The diversities of PrPSc distributions and pathologic changes in various brain regions from a Chinese patient with G114V genetic CJD
Article first published online: 7 JUL 2011
© 2011 Japanese Society of Neuropathology
Volume 32, Issue 1, pages 51–59, February 2012
How to Cite
Shi, Q., Zhang, B.-Y., Gao, C., Han, J., Wang, G.-R., Chen, C., Tian, C. and Dong, X.-P. (2012), The diversities of PrPSc distributions and pathologic changes in various brain regions from a Chinese patient with G114V genetic CJD. Neuropathology, 32: 51–59. doi: 10.1111/j.1440-1789.2011.01237.x
- Issue published online: 16 JAN 2012
- Article first published online: 7 JUL 2011
- Received 20 March 2011; revised and accepted 9 May 2011.

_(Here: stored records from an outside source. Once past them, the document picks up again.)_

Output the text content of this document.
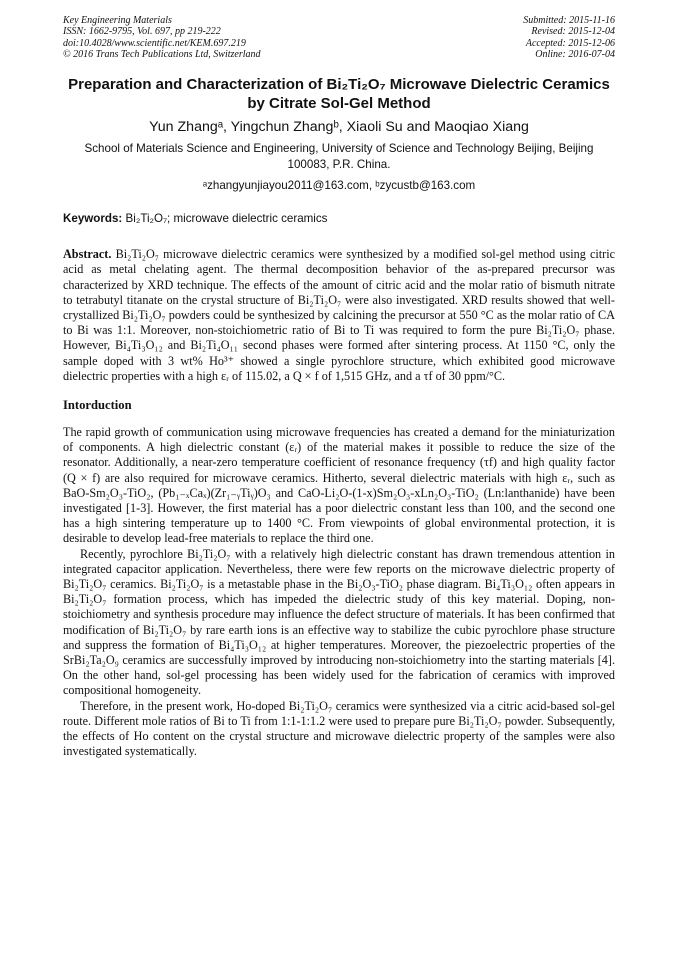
Key Engineering Materials
ISSN: 1662-9795, Vol. 697, pp 219-222
doi:10.4028/www.scientific.net/KEM.697.219
© 2016 Trans Tech Publications Ltd, Switzerland
Submitted: 2015-11-16
Revised: 2015-12-04
Accepted: 2015-12-06
Online: 2016-07-04
Preparation and Characterization of Bi₂Ti₂O₇ Microwave Dielectric Ceramics by Citrate Sol-Gel Method
Yun Zhangᵃ, Yingchun Zhangᵇ, Xiaoli Su and Maoqiao Xiang
School of Materials Science and Engineering, University of Science and Technology Beijing, Beijing 100083, P.R. China.
ᵃzhangyunjiayou2011@163.com, ᵇzycustb@163.com
Keywords: Bi₂Ti₂O₇; microwave dielectric ceramics

Abstract. Bi₂Ti₂O₇ microwave dielectric ceramics were synthesized by a modified sol-gel method using citric acid as metal chelating agent. The thermal decomposition behavior of the as-prepared precursor was characterized by XRD technique. The effects of the amount of citric acid and the molar ratio of bismuth nitrate to tetrabutyl titanate on the crystal structure of Bi₂Ti₂O₇ were also investigated. XRD results showed that well-crystallized Bi₂Ti₂O₇ powders could be synthesized by calcining the precursor at 550 °C as the molar ratio of CA to Bi was 1:1. Moreover, non-stoichiometric ratio of Bi to Ti was required to form the pure Bi₂Ti₂O₇ phase. However, Bi₄Ti₃O₁₂ and Bi₂Ti₄O₁₁ second phases were formed after sintering process. At 1150 °C, only the sample doped with 3 wt% Ho³⁺ showed a single pyrochlore structure, which exhibited good microwave dielectric properties with a high εᵣ of 115.02, a Q × f of 1,515 GHz, and a τf of 30 ppm/°C.

Intorduction

The rapid growth of communication using microwave frequencies has created a demand for the miniaturization of components. A high dielectric constant (εᵣ) of the material makes it possible to reduce the size of the resonator. Additionally, a near-zero temperature coefficient of resonance frequency (τf) and high quality factor (Q × f) are also required for microwave ceramics. Hitherto, several dielectric materials with high εᵣ, such as BaO-Sm₂O₃-TiO₂, (Pb₁₋ₓCaₓ)(Zr₁₋ᵧTiᵧ)O₃ and CaO-Li₂O-(1-x)Sm₂O₃-xLn₂O₃-TiO₂ (Ln:lanthanide) have been investigated [1-3]. However, the first material has a poor dielectric constant less than 100, and the second one has a high sintering temperature up to 1400 °C. From viewpoints of global environmental protection, it is desirable to develop lead-free materials to replace the third one.

Recently, pyrochlore Bi₂Ti₂O₇ with a relatively high dielectric constant has drawn tremendous attention in integrated capacitor application. Nevertheless, there were few reports on the microwave dielectric property of Bi₂Ti₂O₇ ceramics. Bi₂Ti₂O₇ is a metastable phase in the Bi₂O₃-TiO₂ phase diagram. Bi₄Ti₃O₁₂ often appears in Bi₂Ti₂O₇ formation process, which has impeded the dielectric study of this key material. Doping, non-stoichiometry and synthesis procedure may influence the defect structure of materials. It has been confirmed that modification of Bi₂Ti₂O₇ by rare earth ions is an effective way to stabilize the cubic pyrochlore phase structure and suppress the formation of Bi₄Ti₃O₁₂ at higher temperatures. Moreover, the piezoelectric properties of the SrBi₂Ta₂O₉ ceramics are successfully improved by introducing non-stoichiometry into the starting materials [4]. On the other hand, sol-gel processing has been widely used for the fabrication of ceramics with improved compositional homogeneity.

Therefore, in the present work, Ho-doped Bi₂Ti₂O₇ ceramics were synthesized via a citric acid-based sol-gel route. Different mole ratios of Bi to Ti from 1:1-1:1.2 were used to prepare pure Bi₂Ti₂O₇ powder. Subsequently, the effects of Ho content on the crystal structure and microwave dielectric property of the samples were also investigated systematically.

- Creutzfeldt-Jakob disease;
Human genetic Creutzfeldt-Jakob disease (gCJD; one of the prion diseases) is caused by point mutations and insertions in the prion protein gene (PRNP). Previously we have reported a Chinese gCJD case with a substitution of valine (V) for glycine (G) at codon 114. To investigate the detailed pathogenic and pathologic characteristics of G114V gCJD, 10 different brain regions were thoroughly analyzed. PrP-specific Western blots and immunohistochemical (IHC) assays identified larger amounts of PrPSc in the regions of brain cortex. Assays of the transcriptions of PrP-specific mRNA by RT-PCR and real-time PCR showed comparable levels in 10 brain regions. In line with the distribution of PrPSc, typical vacuolations in brains, markedly in four cortex regions, were detected. Contrast to the distributing features of spongiform and of PrPSc, massive gliosis was detected in all brain regions by GFAP-specific IHC tests. Moreover, two-dimensional gel immunoblots found three major sets of PrPSc spots, indicating that PrPSc in brain tissues was a mixture of molecules with different biochemical properties. The data here provide the pathogenic and neuropathological features of G114V gCJD.